中国工場への初回発注で大量注文してはいけない理由|小ロット検証の進め方

サンプルが良くても量産能力は別問題
初めて取引する中国工場が非常に良いサンプルを作ったとしても、それだけで大量発注の安全性が確認できたとは限りません。サンプル1台は熟練者が時間を掛けて製作できますが、100台、500台となると材料ロット、作業者、設備、外注工程など管理対象が増えます。
初回取引で確認したい能力
- 見積回答の正確性
- 図面理解
- サンプル修正能力
- 約束した工程の進捗報告
- 量産品質の均一性
- 不良発生時の対応
- 梱包品質
- 輸出書類への対応
これらは工場見学だけでは完全に判断できず、実際の取引を通じて確認する部分があります。
段階的に数量を増やす
可能であればサンプル、初期ロット、本量産のように段階を分けます。初期ロットで寸法ばらつきや仕上げ問題を確認し、改善してから残りの数量へ反映します。ただしMOQや製造工程によって分割が非効率になる場合もあるため、工場と相談します。
初期量産品を止めて確認する
量産開始後、最初の数台を確認せず全数量を一気に完成させると、設定ミスや図面誤読が全品へ広がる可能性があります。重要なオリジナル製品ではFirst Articleに相当する初品確認を設ける方法が有効です。
価格差より失敗時の損失を見る
大量注文すれば単価が下がる場合があります。しかし初回から数量を増やして品質問題が発生すると、再製作、廃棄、国際運賃、開業遅延などの損失が単価差を大きく上回る可能性があります。
複数店舗案件では一店舗目を検証に使う
チェーン展開の場合、最初の店舗で製品仕様、梱包、施工性を検証し、問題を修正して次店舗へ標準化する方法があります。一店舗目から全店舗分を完成させると、現場で判明した改善点を後続品へ反映できません。
工場の対応姿勢も評価する
不良がゼロかどうかだけで工場を評価するのではなく、問題発生時に原因を調べ、再発防止策を実行できるかを見ることが重要です。製造では一定の問題が発生し得るため、隠す工場より改善できる工場の方が長期取引に適しています。
初回注文で残す記録
サンプル修正履歴、量産不良、納期実績、梱包破損、日本側補修内容などを記録します。
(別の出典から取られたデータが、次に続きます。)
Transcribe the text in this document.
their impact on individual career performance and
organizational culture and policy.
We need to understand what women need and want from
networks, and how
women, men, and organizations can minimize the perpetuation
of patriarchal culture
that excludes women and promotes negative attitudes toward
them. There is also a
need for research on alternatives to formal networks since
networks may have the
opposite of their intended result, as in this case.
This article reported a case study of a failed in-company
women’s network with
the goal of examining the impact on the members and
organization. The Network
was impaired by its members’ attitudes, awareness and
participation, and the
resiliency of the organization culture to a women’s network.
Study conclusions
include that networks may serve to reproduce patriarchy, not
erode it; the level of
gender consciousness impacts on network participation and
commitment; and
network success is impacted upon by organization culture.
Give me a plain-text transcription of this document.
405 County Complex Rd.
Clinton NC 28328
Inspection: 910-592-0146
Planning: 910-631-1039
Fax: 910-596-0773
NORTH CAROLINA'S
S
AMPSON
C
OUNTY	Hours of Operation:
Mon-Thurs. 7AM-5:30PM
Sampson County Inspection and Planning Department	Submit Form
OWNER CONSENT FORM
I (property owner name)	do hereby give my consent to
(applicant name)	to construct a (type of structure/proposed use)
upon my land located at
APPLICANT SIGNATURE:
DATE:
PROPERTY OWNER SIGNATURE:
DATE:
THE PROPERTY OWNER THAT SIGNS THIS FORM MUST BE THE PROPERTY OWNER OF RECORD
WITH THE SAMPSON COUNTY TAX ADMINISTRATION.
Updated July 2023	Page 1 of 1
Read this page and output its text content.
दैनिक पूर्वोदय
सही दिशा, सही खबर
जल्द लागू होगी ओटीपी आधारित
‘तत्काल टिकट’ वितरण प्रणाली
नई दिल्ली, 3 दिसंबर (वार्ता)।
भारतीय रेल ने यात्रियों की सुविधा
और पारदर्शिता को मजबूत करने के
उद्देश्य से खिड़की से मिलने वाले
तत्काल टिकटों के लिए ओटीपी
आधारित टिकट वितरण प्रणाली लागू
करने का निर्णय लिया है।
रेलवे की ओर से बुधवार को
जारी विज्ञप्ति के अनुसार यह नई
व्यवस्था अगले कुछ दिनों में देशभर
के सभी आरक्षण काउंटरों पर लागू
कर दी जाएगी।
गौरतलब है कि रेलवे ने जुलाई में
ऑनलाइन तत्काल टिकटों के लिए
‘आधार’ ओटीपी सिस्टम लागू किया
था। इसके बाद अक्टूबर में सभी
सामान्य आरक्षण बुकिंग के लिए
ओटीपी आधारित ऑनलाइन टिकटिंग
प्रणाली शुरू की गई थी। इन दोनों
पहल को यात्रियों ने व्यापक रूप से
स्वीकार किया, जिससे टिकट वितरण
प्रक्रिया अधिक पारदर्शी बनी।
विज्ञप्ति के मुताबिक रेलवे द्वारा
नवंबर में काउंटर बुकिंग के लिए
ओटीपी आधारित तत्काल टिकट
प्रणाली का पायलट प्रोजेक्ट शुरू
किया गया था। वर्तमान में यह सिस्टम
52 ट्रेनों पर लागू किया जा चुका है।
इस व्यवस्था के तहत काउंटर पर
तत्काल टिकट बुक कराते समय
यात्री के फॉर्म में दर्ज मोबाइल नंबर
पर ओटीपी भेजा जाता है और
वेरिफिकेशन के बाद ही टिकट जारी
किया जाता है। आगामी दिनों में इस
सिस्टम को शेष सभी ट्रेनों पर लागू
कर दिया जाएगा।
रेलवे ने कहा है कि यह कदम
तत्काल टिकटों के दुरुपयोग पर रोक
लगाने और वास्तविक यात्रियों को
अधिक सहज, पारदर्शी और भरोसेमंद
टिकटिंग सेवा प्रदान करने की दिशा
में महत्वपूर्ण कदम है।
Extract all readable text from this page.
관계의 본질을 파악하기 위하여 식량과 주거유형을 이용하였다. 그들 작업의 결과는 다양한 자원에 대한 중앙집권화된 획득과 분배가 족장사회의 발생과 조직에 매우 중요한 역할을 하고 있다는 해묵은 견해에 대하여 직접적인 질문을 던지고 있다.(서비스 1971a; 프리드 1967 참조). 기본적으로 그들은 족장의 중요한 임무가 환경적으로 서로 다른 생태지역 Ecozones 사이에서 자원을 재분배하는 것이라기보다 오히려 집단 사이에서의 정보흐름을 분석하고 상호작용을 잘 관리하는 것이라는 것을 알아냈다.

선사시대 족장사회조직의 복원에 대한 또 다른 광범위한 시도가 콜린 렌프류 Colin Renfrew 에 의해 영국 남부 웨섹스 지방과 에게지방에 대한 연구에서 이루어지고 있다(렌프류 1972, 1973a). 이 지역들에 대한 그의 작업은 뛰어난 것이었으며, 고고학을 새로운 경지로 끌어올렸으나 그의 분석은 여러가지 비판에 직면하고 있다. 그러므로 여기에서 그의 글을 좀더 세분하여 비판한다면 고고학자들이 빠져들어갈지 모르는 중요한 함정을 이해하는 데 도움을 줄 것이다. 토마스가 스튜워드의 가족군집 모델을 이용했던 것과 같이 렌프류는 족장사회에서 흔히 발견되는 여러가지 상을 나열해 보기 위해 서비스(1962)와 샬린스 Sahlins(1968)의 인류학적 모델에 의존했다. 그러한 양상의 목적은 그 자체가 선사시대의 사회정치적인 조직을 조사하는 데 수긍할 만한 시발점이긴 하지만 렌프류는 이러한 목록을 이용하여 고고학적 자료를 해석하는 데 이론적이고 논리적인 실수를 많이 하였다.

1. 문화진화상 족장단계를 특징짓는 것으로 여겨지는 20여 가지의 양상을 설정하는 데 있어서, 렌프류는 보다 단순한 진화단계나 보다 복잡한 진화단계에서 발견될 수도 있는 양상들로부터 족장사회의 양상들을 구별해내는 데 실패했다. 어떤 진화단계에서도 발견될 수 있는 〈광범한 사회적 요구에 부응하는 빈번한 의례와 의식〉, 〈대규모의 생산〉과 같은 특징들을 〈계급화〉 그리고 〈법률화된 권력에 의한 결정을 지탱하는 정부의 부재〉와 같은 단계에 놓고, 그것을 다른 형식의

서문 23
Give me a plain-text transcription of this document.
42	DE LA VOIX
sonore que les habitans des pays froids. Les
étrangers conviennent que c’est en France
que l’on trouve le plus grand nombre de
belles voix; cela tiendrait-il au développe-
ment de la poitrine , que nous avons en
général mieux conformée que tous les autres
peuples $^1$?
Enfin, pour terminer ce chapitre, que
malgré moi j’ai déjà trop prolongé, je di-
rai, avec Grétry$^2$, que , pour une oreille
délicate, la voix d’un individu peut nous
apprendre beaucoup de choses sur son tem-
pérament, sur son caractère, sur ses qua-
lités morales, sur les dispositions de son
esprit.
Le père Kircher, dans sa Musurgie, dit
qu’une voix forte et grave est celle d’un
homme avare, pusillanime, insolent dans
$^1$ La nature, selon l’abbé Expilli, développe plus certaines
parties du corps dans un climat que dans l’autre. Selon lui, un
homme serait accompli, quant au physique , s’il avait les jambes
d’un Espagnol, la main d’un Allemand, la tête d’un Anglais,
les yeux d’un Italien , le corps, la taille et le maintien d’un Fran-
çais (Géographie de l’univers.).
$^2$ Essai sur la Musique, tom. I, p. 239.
次回発注時には同じ問題を繰り返さないための品質条件として活用できます。
実務チェックポイント
- 初回は可能な範囲で数量リスクを抑える
- サンプルと量産能力を分けて評価する
- 量産初期品を確認する
- 問題点を次ロットへ反映する
- 不良対応能力を評価する
- 初回取引結果を記録する
- 継続発注前に工場評価を更新する
初回発注は商品を買うだけでなく、その工場が長期的な製造パートナーになれるかを検証する機会です。単価を下げるためだけに数量を増やすより、最初の取引で品質と管理能力を確認する方が長期的な調達安定につながります。